Greece suffers California’s future

May 1, 2012

By John Seiler

Greece is leading the way for California — off a cliff. The two polities are similar: beautiful mediterranean climate, creative people, massively powerful government-worker unions, busted budgets, impending bankruptcy. Greece is just a little ahead of California. The latest report: Greeks are abandoning the unworkable, corrupt two-party system:

MARATHON, Greece (Reuters) — Georgios Pasayannis was a Greek civil servant for 40 years, and the 73-year-old pensioner voted faithfully for New Democracy throughout, confident his future was safe in the hands of the conservative party.

Now he says he will never cast his ballot again for “those crooks” or their coalition partners, the centre-left PASOK party, since they cut his 1,500 euro per month pension by a third while pushing through tax increases.

Their mismanagement of Greece has turned the twilight of his life into a grinding struggle. Pasayannis, who worked for the defence ministry, says he plans to get revenge at the May 6 national elections.

“We pay and pay, but we have nothing for it,” said the man who had hoped for a carefree retirement in the seaside village of Marathon, 40 kilometres (25 miles) east of Athens. “They cheated us and lied to us for years. They’re a bunch of crooks.”

Greeks are in a fractious mood ahead of the election, and much of their anger is directed at the two parties that have long dominated the political landscape.

‘Decline to state’

In a similar way, Californians have been abandoing “those crooks” in the Democratic and Republican parties to re-register as “decline to state voters”:

According to a recent report:

California continues to witness a steady rise in the number of voters who choose not to affiliate with any political party. According to the most recent numbers released by the Secretary of State, 21.2% of California voters are now registered as having no party preference, a new high.

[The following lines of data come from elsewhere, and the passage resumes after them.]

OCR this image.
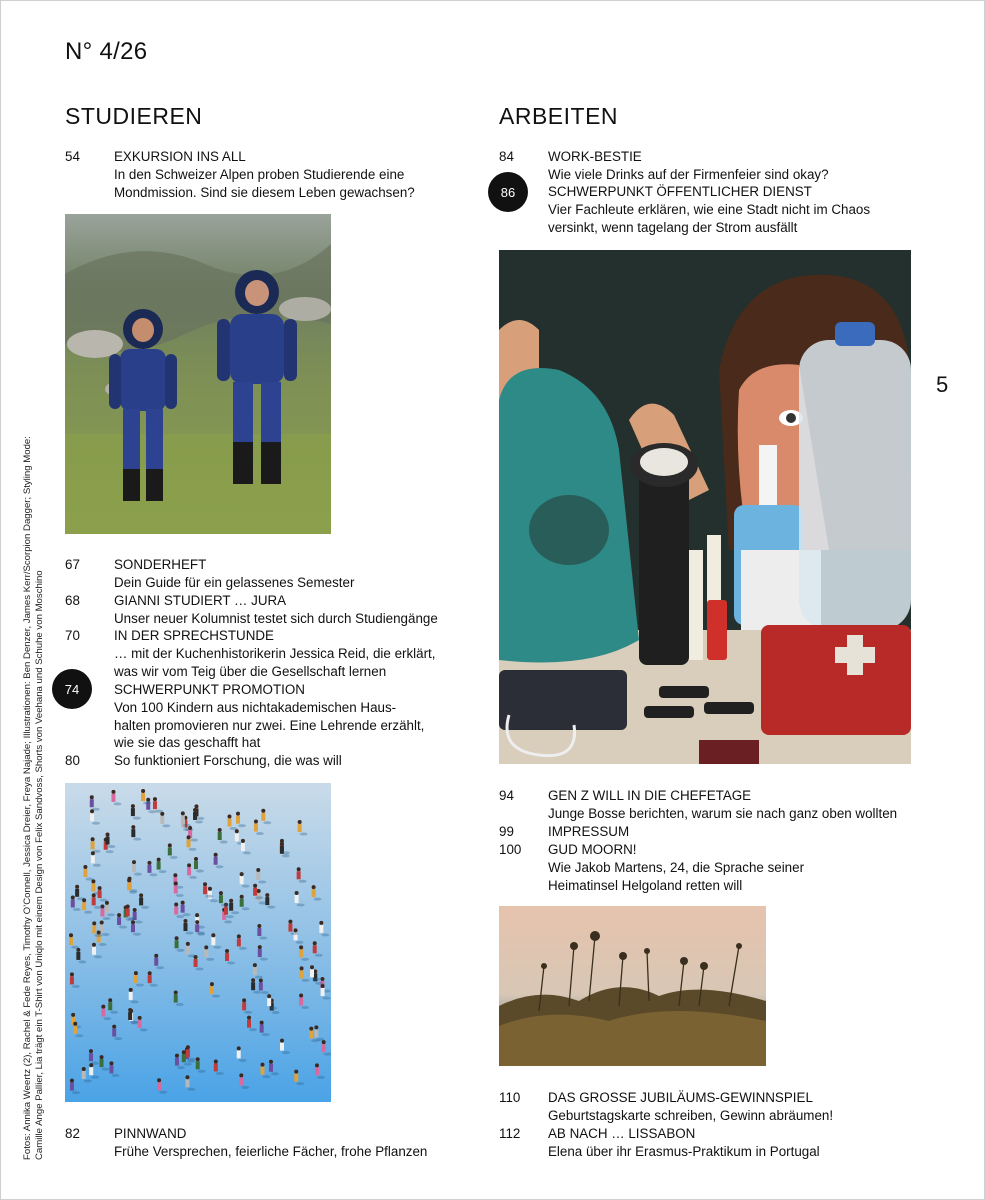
N° 4/26
5
STUDIEREN
54	EXKURSION INS ALL
In den Schweizer Alpen proben Studierende eine
Mondmission. Sind sie diesem Leben gewachsen?
67	SONDERHEFT
Dein Guide für ein gelassenes Semester
68	GIANNI STUDIERT … JURA
Unser neuer Kolumnist testet sich durch Studiengänge
70	IN DER SPRECHSTUNDE
… mit der Kuchenhistorikerin Jessica Reid, die erklärt,
was wir vom Teig über die Gesellschaft lernen
74	SCHWERPUNKT PROMOTION
Von 100 Kindern aus nichtakademischen Haus-
halten promovieren nur zwei. Eine Lehrende erzählt,
wie sie das geschafft hat
80	So funktioniert Forschung, die was will
82	PINNWAND
Frühe Versprechen, feierliche Fächer, frohe Pflanzen
ARBEITEN
84	WORK-BESTIE
Wie viele Drinks auf der Firmenfeier sind okay?
86	SCHWERPUNKT ÖFFENTLICHER DIENST
Vier Fachleute erklären, wie eine Stadt nicht im Chaos
versinkt, wenn tagelang der Strom ausfällt
94	GEN Z WILL IN DIE CHEFETAGE
Junge Bosse berichten, warum sie nach ganz oben wollten
99	IMPRESSUM
100 GUD MOORN!
Wie Jakob Martens, 24, die Sprache seiner
Heimatinsel Helgoland retten will
110 DAS GROSSE JUBILÄUMS-GEWINNSPIEL
Geburtstagskarte schreiben, Gewinn abräumen!
112 AB NACH … LISSABON
Elena über ihr Erasmus-Praktikum in Portugal
Fotos: Annika Weertz (2), Rachel & Fede Reyes, Timothy O’Connell, Jessica Dreier, Freya Najade; Illustrationen: Ben Denzer, James Kerr/Scorpion Dagger; Styling Mode: Camille Ange Pallier, Lia trägt ein T-Shirt von Uniqlo mit einem Design von Felix Sandvoss, Shorts von Veehana und Schuhe von Moschino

Back to Reuters on Greece:

At the other end of the spectrum, legions of young voters are also turning their back on the two parties that have taken turns ruling Greece for the last four decades. About 15 percent of the electorate — 1.4 million — is 18 to 29.

The unemployment rate for Greeks under the age of 25 tops 50 percent. Hordes of young Greeks who have seen their career hopes destroyed by the economic implosion are also expected to turn their backs on ND and PASOK, pollsters say.

Opinion polls show gains for small parties that oppose the steep wage and pension cuts imposed on Greece by the European Union and International Monetary Fund (IMF) in return for aid….

“Young people are suffering the most because of these clowns,” she said. “For young people in Greece now there is no job, no hope, no nothing.”

California youth nightmare

In California, young people also are restless. As has happened across the country, young people are rallying behind the only independent presidential candidate this year, Ron Paul:

Ron Paul attracted a peculiar 8,500-plus voters to the third of three town hall meetings he held in California this week, this time at UC-Berkeley. In drawing such a huge crowd to Berkeley, the 12-term Congressman from Texas shattered his unrivaled town hall meeting attendance record. The meeting took place at UC-Berkeley’s Memorial Glade, where he addressed the crowd from atop the steps of Doe Library in Berkeley, CA. Dr. Paul spoke about his platform of constitutionally-limited government, the enduring bonds between economic and civil liberties, and his fiscal blueprint that cuts Washington spending, shrinks the national debt, and reverses the federal government’s harmful growth and intrusiveness. Full video of the event posted at UStream, by msl209.

As in Greece, young folks know that there’s no future for them because of the immense debt piled up by their governments, and the inflation-low interest rate trap sprung by central banks. In Greece, the banks are the European Central Bank, which controls the inflationist Euro, and the IMF, mentioned above. In America, it’s the inflationist Federal Reserve Board that Ron Paul wants to get rid of.

Amercan kids also have it worse than Greek kids in one crucial way: American students owe an incredible $1 trillion in student-loan debt, which they’re finding impossible to pay back without decent jobs in the Bush-Obama-Greenspan-Bernanke-Republican-Democrat Great Recession-weak recovery.

Debt forgiveness 

The U.S. and California (and other states’) political regimes have strung this albatross of debt around youngsters’ necks at the time young folks should be building families and careers. The two politcal parties want to continue the status quo of the bank ripoffs. President Obama and Mitt Romney both have endorsed keeping interest rates low on the student debts. But how can that help when most of those holding the debts don’t have jobs, or have low-paying jobs?

What they should do is call for canceling the debts. Just as Greece’s government should simply cancel the country’s debts, much as Iceland did recently and Argentina did a decade ago. If bankers are stupid enough to loan trillions to bad risks, it’s the bankers who should suffer from their usurious greed, not the borrower-victims.

After Iceland dumped its loans, the economy recovered. The same thing happened in Argentina a decade ago.

Dumping student debt would benefit California’s kids, and America’s kids. But as in Greece, the politicians are beholden to the banks, not the people.